No era la primera vez que Sigmund entraba en el Moulin Rouge, pero sí era la primera en que esperaba que le sorprendieran. Y ya pocas cosas podían a esas alturas sorprenderle. Pero estaba a punto de contemplar la actuacion de Joseph Pujol, le Pétomane, the Farter, the Flatulist, the Fartiste.
Cuando el maître le reconoció, le dio la mejor mesa del local. Pidió un pastís. Las luces se apagaron y se encendieron las candilejas.

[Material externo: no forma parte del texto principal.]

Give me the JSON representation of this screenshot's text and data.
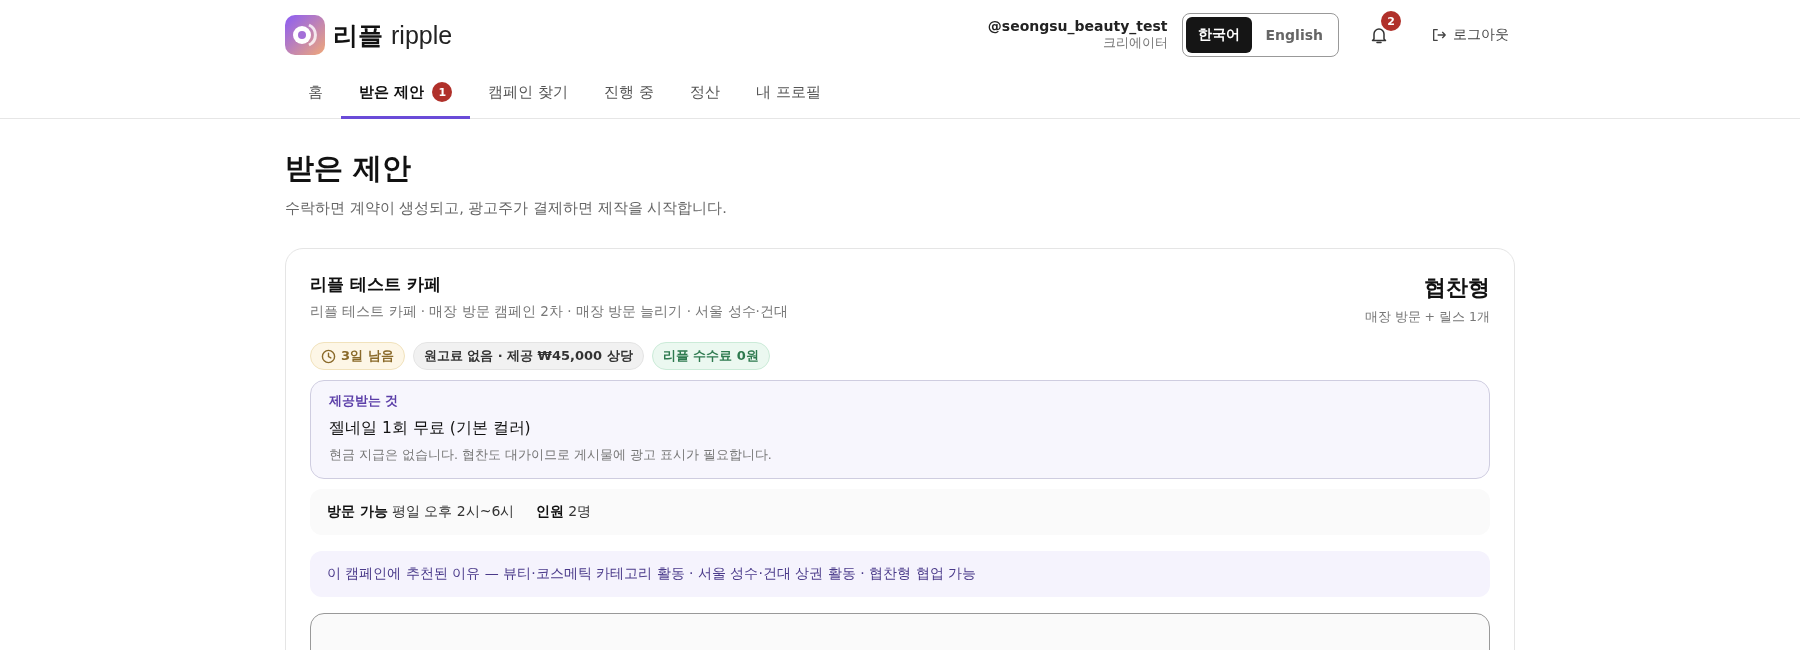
{
  "header": {
    "logo": {
      "korean": "리플",
      "latin": "ripple"
    },
    "user": {
      "handle": "@seongsu_beauty_test",
      "role": "크리에이터"
    },
    "languages": [
      {
        "label": "한국어",
        "selected": true
      },
      {
        "label": "English",
        "selected": false
      }
    ],
    "notifications": {
      "count": "2"
    },
    "logout": "로그아웃"
  },
  "tabs": [
    {
      "label": "홈",
      "selected": false
    },
    {
      "label": "받은 제안",
      "selected": true,
      "badge": "1"
    },
    {
      "label": "캠페인 찾기",
      "selected": false
    },
    {
      "label": "진행 중",
      "selected": false
    },
    {
      "label": "정산",
      "selected": false
    },
    {
      "label": "내 프로필",
      "selected": false
    }
  ],
  "page": {
    "title": "받은 제안",
    "subtitle": "수락하면 계약이 생성되고, 광고주가 결제하면 제작을 시작합니다."
  },
  "offer": {
    "brand": "리플 테스트 카페",
    "meta": "리플 테스트 카페 · 매장 방문 캠페인 2차 · 매장 방문 늘리기 · 서울 성수·건대",
    "type": "협찬형",
    "deliverables": "매장 방문 + 릴스 1개",
    "tags": [
      {
        "kind": "deadline",
        "label": "3일 남음"
      },
      {
        "kind": "neutral",
        "label": "원고료 없음 · 제공 ₩45,000 상당"
      },
      {
        "kind": "success",
        "label": "리플 수수료 0원"
      }
    ],
    "provided": {
      "heading": "제공받는 것",
      "item": "젤네일 1회 무료 (기본 컬러)",
      "note": "현금 지급은 없습니다. 협찬도 대가이므로 게시물에 광고 표시가 필요합니다."
    },
    "details": [
      {
        "label": "방문 가능",
        "value": "평일 오후 2시~6시"
      },
      {
        "label": "인원",
        "value": "2명"
      }
    ],
    "reason": "이 캠페인에 추천된 이유 — 뷰티·코스메틱 카테고리 활동 · 서울 성수·건대 상권 활동 · 협찬형 협업 가능"
  }
}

Un hombre de porte elegante y exquisitas maneras salió al escenario. Ante los asombrados ojos de Sigmund, absorbió agua con el recto y la proyectó varios metros, imitó varios instrumentos musicales expulsando el aire previamente absorbido, emuló los sonidos de cañonazos y truenos, apagó una vela a más de un metro, imitó a todos los animales de una granja y, como broche de oro, interpretó La Marsellesa a golpe de gases. El público aplaudió enfervorecido.
Cuando apenas quedaba nadie en el local, Sigmund seguía sentado allí, apurando un pastís tras otro. El maître le dijo algo y ni siquiera le entendió. Estaba absolutamente impresionado, incapaz de articular palabra.
- Creo que ha sido usted quien me ha enviado al camerino un enorme ramo de rosas.
Sigmund asintió con la cabeza. Joseph se sentó y empezó a hablar de la física del aire, la presión y la velocidad. Movía las manos de un lado a otro, de arriba a abajo, en círculos. De repente, calló y le miró directamente a los ojos. Sigmund le miró también y soltó un gran eructo. Joseph, sorprendido y no sin cierta admiración, acarició tiernamente las manos de Sigmund sin perder por ello de vista sus ojos.
Aquella noche, Sigmund soñó con su madre.